Use an emergency staffing app
In the past, various attempts have been made at emergency barista staffing apps. Unfortunately none of them are currently live in most markets.
NeedABarista is one example. They're in Melbourne, Australia. I don't believe they're in business as I have not seen any evidence of them functioning (if you know differently, let me know and I'll update.)
CoverThatShift is by CUPS, but they're US-based only, and only in four cities. Again, I am not sure if they're in operation (I'm enquiring).
If you want to get ready for emergency coverage, make sure you've contacted those businesses in advance and have set up a relationship to manage expectations.
Get team members to step up
Finally, one team member not showing up is often a chance for others to step up. (This isn't a solution, just an opportunity.)
If a supervisor (e.g. the team lead) hasn't shown up, and one of the regular staff is prepared to step up as supervisor as well as perform their regular duties, then the management team pays attention (if they don't, they should!).
What to do in the aftermath
If they want to come back... they may not be able to.
Consensus is that team members get a maximum of one chance to arrive late to work (be clear with a definition of late vs. no-show - up to one-two hours), and zero chances to no-call no-show (late by more than the defined period, with no up-front warning). While being clear with rules up front may seem draconian, it also prevents conflict later and means you are 100% transparent. Be clear about why the rules are in place - the cost on the business and the burden on other team members, and the fact that there are many others out there who would gladly step up.
With clear rules and definitions, also have clear process. E.g. a warning will be given in the form of an email and states as such.

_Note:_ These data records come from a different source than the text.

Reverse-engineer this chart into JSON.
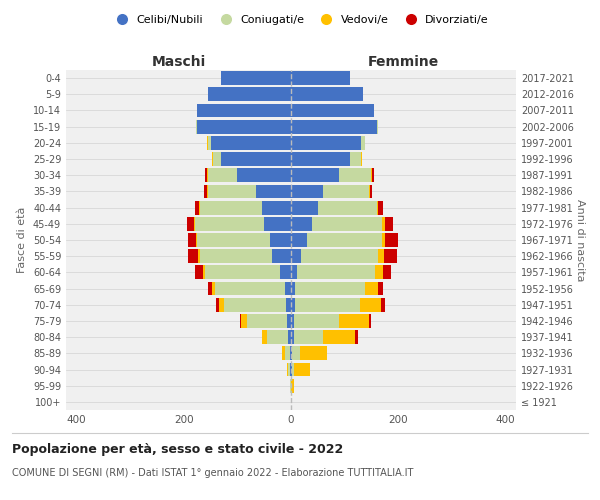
{
  "age_groups": [
    "100+",
    "95-99",
    "90-94",
    "85-89",
    "80-84",
    "75-79",
    "70-74",
    "65-69",
    "60-64",
    "55-59",
    "50-54",
    "45-49",
    "40-44",
    "35-39",
    "30-34",
    "25-29",
    "20-24",
    "15-19",
    "10-14",
    "5-9",
    "0-4"
  ],
  "birth_years": [
    "≤ 1921",
    "1922-1926",
    "1927-1931",
    "1932-1936",
    "1937-1941",
    "1942-1946",
    "1947-1951",
    "1952-1956",
    "1957-1961",
    "1962-1966",
    "1967-1971",
    "1972-1976",
    "1977-1981",
    "1982-1986",
    "1987-1991",
    "1992-1996",
    "1997-2001",
    "2002-2006",
    "2007-2011",
    "2012-2016",
    "2017-2021"
  ],
  "maschi": {
    "celibi": [
      0,
      0,
      1,
      2,
      5,
      8,
      10,
      12,
      20,
      35,
      40,
      50,
      55,
      65,
      100,
      130,
      150,
      175,
      175,
      155,
      130
    ],
    "coniugati": [
      0,
      2,
      5,
      10,
      40,
      75,
      115,
      130,
      140,
      135,
      135,
      130,
      115,
      90,
      55,
      15,
      5,
      2,
      0,
      0,
      0
    ],
    "vedovi": [
      0,
      0,
      2,
      5,
      10,
      10,
      10,
      5,
      5,
      3,
      3,
      2,
      2,
      2,
      2,
      2,
      1,
      0,
      0,
      0,
      0
    ],
    "divorziati": [
      0,
      0,
      0,
      0,
      0,
      3,
      5,
      8,
      15,
      20,
      15,
      12,
      8,
      5,
      3,
      0,
      0,
      0,
      0,
      0,
      0
    ]
  },
  "femmine": {
    "nubili": [
      0,
      0,
      1,
      2,
      5,
      5,
      8,
      8,
      12,
      18,
      30,
      40,
      50,
      60,
      90,
      110,
      130,
      160,
      155,
      135,
      110
    ],
    "coniugate": [
      0,
      0,
      5,
      15,
      55,
      85,
      120,
      130,
      145,
      145,
      140,
      130,
      110,
      85,
      60,
      20,
      8,
      3,
      0,
      0,
      0
    ],
    "vedove": [
      0,
      5,
      30,
      50,
      60,
      55,
      40,
      25,
      15,
      10,
      5,
      5,
      3,
      2,
      2,
      2,
      1,
      0,
      0,
      0,
      0
    ],
    "divorziate": [
      0,
      0,
      0,
      0,
      5,
      5,
      8,
      8,
      15,
      25,
      25,
      15,
      8,
      5,
      3,
      1,
      0,
      0,
      0,
      0,
      0
    ]
  },
  "colors": {
    "celibi": "#4472c4",
    "coniugati": "#c5d9a0",
    "vedovi": "#ffc000",
    "divorziati": "#cc0000"
  },
  "xlim": 420,
  "title": "Popolazione per età, sesso e stato civile - 2022",
  "subtitle": "COMUNE DI SEGNI (RM) - Dati ISTAT 1° gennaio 2022 - Elaborazione TUTTITALIA.IT",
  "xlabel_left": "Maschi",
  "xlabel_right": "Femmine",
  "ylabel": "Fasce di età",
  "ylabel_right": "Anni di nascita",
  "bg_color": "#ffffff",
  "plot_bg": "#f0f0f0",
  "grid_color": "#cccccc"
}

If they don't want to come back, collect information and act on it
After a team member has not shown up, there's generally a tendency for them to not come to work again (except to collect a final paycheck). While it can be awkward, it's important to gather information about why this happened, to see if it would have been preventable.
This can be done either through an in-person interview, or in a post-exit survey. Large companies use expensive professional survey software like CultureAmp, but there's nothing wrong with using something like Google Forms for a smaller team.
Important information to capture in an exit interview or survey includes
- Where are they going? (Another cafe, another coffee opportunity, another non-coffee opportunity, education, no fixed destination)
- Why are they leaving? (Pay, environment, manager, team, shifts, work location)
- Depending on the above, what would have caused them to stay?
Don't just collect this information - use it, act on it and archive it. If multiple team members resign because of a site condition or team lead, you have a problem with the site condition or team lead that is going to continue cost you. Further, acting on the information will be a positive sign to remaining team members.